ABSTRACT

Reverse transcription (RT) followed by a polymerase chain reaction (PCR) represents the most powerful technology to amplify and detect trace amounts of mRNA (Heid et al., 1996; Lockey, 1998). To quantify these low abundant expressed genes in any biological matrix the real-time quantitative RT-PCR (qRT-PCR) is the method of choice. Real-time qRT-PCR has advantages compared with conventionally performed ‘semi-quantitative end point’ RT-PCR, because of its high sensitivity, high specificity, good reproducibility, and wide dynamic quantification range (Higuchi et al., 1993; Gibson et al., 1996; Orland et al., 1998; Freeman et al., 1999; Schmittgen et al., 2000; Bustin, 2000). qRT-PCR is the most sensitive and most reliable method, in particular for low abundant transcripts in tissues with low RNA concentrations, partly degraded RNA, and from limited tissue sample (Freeman et al., 1999; Steuerwald et al., 1999; Mackay et al., 2002). While real-time RT-PCR has a tremendous potential for analytical and quantitative applications in transcriptome analysis, a comprehensive understanding of its underlying quantification principles is important.

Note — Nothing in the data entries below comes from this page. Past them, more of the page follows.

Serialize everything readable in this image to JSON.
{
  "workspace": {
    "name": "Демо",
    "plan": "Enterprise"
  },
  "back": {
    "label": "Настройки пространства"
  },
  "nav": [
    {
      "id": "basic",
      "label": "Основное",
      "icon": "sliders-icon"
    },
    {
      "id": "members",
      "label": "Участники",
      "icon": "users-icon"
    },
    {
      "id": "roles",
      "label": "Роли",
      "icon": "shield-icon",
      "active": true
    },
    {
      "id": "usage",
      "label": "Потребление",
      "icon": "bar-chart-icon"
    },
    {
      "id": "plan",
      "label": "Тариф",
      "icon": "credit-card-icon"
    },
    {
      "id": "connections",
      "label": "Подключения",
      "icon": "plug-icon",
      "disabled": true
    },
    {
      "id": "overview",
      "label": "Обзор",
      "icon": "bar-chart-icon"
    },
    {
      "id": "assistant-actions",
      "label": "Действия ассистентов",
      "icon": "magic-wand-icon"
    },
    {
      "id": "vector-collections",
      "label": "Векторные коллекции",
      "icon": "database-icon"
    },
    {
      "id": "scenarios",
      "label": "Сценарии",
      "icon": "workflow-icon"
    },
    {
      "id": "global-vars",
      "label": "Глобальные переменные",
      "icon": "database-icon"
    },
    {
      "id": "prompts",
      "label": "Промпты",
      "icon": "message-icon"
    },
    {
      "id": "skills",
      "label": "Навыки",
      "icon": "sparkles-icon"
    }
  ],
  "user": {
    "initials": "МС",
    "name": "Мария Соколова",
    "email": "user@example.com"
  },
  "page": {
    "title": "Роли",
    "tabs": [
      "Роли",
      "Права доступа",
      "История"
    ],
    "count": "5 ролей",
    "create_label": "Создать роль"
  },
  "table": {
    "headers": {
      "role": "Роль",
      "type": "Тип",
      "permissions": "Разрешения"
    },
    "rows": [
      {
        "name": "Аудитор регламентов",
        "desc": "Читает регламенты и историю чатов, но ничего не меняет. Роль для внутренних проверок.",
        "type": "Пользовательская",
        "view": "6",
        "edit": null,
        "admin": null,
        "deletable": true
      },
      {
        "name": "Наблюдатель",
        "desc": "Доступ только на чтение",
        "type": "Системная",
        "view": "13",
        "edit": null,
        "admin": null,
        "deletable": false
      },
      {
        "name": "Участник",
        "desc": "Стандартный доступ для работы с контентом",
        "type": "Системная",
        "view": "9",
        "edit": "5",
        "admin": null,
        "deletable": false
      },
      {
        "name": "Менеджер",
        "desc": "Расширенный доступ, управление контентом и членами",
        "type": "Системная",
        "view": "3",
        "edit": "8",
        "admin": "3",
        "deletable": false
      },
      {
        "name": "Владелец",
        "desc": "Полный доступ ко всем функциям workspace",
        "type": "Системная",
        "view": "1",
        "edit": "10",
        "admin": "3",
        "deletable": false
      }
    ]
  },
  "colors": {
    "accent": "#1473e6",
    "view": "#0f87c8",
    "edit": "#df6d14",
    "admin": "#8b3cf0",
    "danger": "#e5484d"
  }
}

High reaction fidelity and reliable results of the performed mRNA quantification process is associated with standardized pre-analytical steps (tissue sampling and storage, RNA extraction and storage, RNA quantity and quality control), optimized RT and PCR performance (in terms of specificity, sensitivity, reproducibility, and robustness) and exact post-PCT data procession (data acquisition, evaluation, calculation and statistics) (Bustin, 2004; Pfaffl, 2004; Burkardt, 2000).